X_train, X_test, y_train, y_test = train_test_split(X, y, test_size=0.5, random_state=48, stratify=y)

In [114]:
ss = StandardScaler()
Xs = ss.fit_transform(X_train)

### 6) Find the optimal hyperparameters (optimal regularization) to predict your crime categories.

> **Note:** In this case you will just be finding the optimal regularization parameter, so you could use `GridSearchCV` or `LogisticRegressionCV`. The grid search object is more general and can be applied to any model and ny number of hyperparameters. The `LogisticRegressionCV` only looks for the best regularization parameter. The `LogisticRegressionCV` is recommended, but the downside is that you have to manually check the lasso vs ridge penalty option.

**References for logistic regression regularization hyperparameters:**
- `solver`: Algorithm used for optimization (relevant for multiclass).
    - `Newton-cg`: Handles multinomial loss and L2 only.
    - `Sag`: Handles multinomial loss, large data sets, and L2 only; works best on scaled data.
    - `lbfgs`: Handles multinomial loss and L2 only.
    - `Liblinear`: Small data sets; no warm starts.
- `Cs`: Regularization strengths (smaller values are stronger penalties).
- `cv`: Cross-validations or number of folds.
- `penalty`: `'l1'` = lasso, `'l2'` = ridge.

For example, to search for the best regularization hyperparameter, $C$, using 5-fold cross validation and lasso regularization, you could use

```python
logreg_cv = LogisticRegressionCV(solver='saga', 
                                 multi_class='multinomial',
                                 Cs=15, 
                                 cv=5, penalty='l1')
```

where `Cs=15` searches a grid of 15 distinct parameters.  (Remember: Cs describes the inverse of regularization strength.)

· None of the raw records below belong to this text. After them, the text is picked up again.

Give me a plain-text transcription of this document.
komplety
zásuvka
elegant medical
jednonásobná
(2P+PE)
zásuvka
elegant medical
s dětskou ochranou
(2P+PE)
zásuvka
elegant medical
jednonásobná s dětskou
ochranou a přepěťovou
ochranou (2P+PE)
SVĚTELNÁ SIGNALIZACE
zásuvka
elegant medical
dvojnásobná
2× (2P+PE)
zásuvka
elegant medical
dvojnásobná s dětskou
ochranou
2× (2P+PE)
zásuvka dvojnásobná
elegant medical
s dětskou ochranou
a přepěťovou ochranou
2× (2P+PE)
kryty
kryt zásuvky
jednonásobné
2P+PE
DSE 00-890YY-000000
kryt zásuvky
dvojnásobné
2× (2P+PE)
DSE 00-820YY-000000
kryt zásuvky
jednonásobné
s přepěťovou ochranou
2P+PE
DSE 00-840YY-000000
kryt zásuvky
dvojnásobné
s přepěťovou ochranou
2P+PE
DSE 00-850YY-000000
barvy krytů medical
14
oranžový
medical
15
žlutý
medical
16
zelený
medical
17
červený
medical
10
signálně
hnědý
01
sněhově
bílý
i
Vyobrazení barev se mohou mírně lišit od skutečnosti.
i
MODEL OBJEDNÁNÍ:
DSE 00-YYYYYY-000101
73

**Split data into training and testing sets with 50 percent in testing.**

In [None]:
# A:

**Grid search hyperparameters for the training data.**

> You may get a warning saying that the optimization did not converge for one case.  You could increase `max_iter` to run more optimization iterations, but that it is not neccessary for this lab.

In [None]:
# A:

**Find the best parameters for each target class.**

> Remember we are searching for the "best" value of the hyperparameter $C$.  In _binomial_ classification, `LogisticRegressionCV` will give us just one best value.  In _multiclass_ classification, we will get a best value of `C` _for each class_.  Think about why this may be useful!

In [None]:
# A:

**Build one or more logistic regression models using the best parameters for each target class.**

> If each class yielded the same "best" $C$ value then just build one model.  If each class had a different "best" $C$ value then build three classes.

In [None]:
# A:

### 7) Build confusion matrices for the model(s) above.
- Use the holdout test data from the train/test split.

In [None]:
# A:

### 8) Print classification reports for your model(s).

In [None]:
# A:

**Describe the metrics in the classification report.**

In [None]:
# A:

## All done?  Want more?

Here are some ideas to take your learning to the next level:

- Try using OvR multiclass classification instead of mulitnomial.
- Try using `GridSearchCV` to also look at the effect of the `penalty` option (l1 vs l2).